In 1854, after recently arriving from England, twenty-two-year-old Reuben Smith traveled west, eventually making his way to Kansas Territory. There he found himself in the midst of a bloody prelude to the Civil War, as Free Staters and defenders of slavery battled to stake their claim. The young Englishman wrote down what he witnessed in a diary where he had already begun documenting his days in a clear and candid fashion. As beautifully written as they are keenly observant, these diaries afford an unusual view of America in its most tumultuous times, of Kansas in its critical historical moments, and of one man's life in the middle of it all for fifty years.

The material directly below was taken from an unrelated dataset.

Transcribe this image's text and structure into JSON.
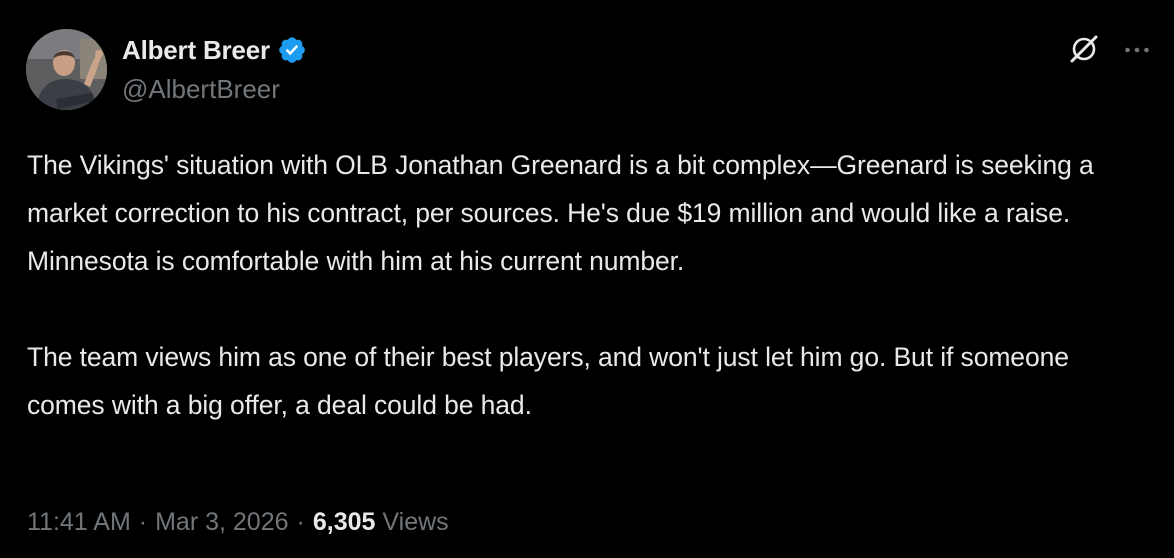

From his moving account of traveling from England by ship to his reflections on settling in the newly opened Kansas Territory to his observations of war and politics, Smith provides a picture that is at once panoramic and highly personal. His diaries depict the escalation of the Civil War along the Kansas-Missouri border as well as the evolution of a volunteer soldier from an inexperienced private to a seasoned officer and government spy. They take us inside military camps and generals’ quarters, to the front lines of battle and in pursuit of bushwhackers William Quantrill and Cole Younger. Later, they show us Smith as a state representative and steward of the Kansas State Insane Asylum in its early years. In historic scenes and poignant personal stories, these diaries offer a unique perspective on life in the Midwest in the last half of the nineteenth century.
Editor Lana Wirt Myers’s commentary and extensive notes provide the context and information needed for a full understanding of Reuben Smith's remarkable stories.